The nurse is providing instruction to a patient regarding home wound irrigation. How far should the patient hold the handheld showerhead from the wound when irrigating the wound?
- A. 2.5 in
- B. 6 in
- C. 12 in
- D. 18 in
Correct Answer: C
Rationale: When wound irrigation is done at home with a handheld showerhead, the showerhead should be held approximately 12 in from the wound.
The nurse is irrigating a leg wound of a patient on the trauma unit. Where should the nurse direct the flow of the irrigant?
- A. From the area of least contamination to the area of most contamination
- B. Forcefully into the wound
- C. Gently over the skin into the wound
- D. From a distance of about 12 in
Correct Answer: A
Rationale: The irrigant should flow from the least contaminated area to the most contaminated area to prevent microorganisms from entering the wound.

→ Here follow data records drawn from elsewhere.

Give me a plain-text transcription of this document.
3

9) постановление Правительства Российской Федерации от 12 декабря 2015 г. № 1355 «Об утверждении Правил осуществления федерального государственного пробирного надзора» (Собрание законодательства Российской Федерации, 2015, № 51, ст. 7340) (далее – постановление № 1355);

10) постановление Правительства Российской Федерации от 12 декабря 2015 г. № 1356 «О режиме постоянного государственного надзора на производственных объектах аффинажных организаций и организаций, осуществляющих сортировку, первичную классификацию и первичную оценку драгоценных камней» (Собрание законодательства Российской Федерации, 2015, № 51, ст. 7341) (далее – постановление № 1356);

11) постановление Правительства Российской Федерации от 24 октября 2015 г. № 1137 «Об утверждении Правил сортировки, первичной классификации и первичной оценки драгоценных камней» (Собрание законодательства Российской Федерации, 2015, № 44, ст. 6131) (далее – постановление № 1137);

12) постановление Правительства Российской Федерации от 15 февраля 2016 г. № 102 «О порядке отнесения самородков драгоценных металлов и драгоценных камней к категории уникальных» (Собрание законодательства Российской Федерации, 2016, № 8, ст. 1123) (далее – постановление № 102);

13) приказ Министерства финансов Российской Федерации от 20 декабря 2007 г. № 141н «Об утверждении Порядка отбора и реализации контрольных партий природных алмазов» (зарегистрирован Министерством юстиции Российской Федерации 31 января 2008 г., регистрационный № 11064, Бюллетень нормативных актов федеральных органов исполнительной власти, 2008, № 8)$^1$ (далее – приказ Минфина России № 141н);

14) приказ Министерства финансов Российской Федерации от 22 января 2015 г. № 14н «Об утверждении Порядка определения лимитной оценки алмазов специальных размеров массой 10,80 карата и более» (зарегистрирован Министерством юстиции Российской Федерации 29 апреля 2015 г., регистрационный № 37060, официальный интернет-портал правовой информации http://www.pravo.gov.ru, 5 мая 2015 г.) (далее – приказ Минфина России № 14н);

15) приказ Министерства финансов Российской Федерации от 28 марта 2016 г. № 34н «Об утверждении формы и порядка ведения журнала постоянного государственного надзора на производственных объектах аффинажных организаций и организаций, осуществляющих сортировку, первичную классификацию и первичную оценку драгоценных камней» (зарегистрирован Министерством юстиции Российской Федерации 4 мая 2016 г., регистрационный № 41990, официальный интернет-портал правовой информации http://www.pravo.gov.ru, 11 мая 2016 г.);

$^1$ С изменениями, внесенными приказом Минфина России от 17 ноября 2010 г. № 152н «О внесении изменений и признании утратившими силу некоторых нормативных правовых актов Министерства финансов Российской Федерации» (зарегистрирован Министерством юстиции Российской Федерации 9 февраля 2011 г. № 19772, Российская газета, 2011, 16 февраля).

The nurse assessing a patient's wound notes a clear watery drainage. How will the nurse most accurately document this finding?
- A. Serous drainage
- B. Purulent drainage
- C. Sanguineous drainage
- D. Serosanguineous drainage
Correct Answer: A
Rationale: Serous drainage has the appearance of clear, watery plasma. Purulent drainage has the appearance of thick, yellow, green, tan, or brown drainage. Sanguineous drainage is bright red and indicates active bleeding. Serosanguineous drainage is pale, red, and watery, and is a mixture of serous and sanguineous drainage.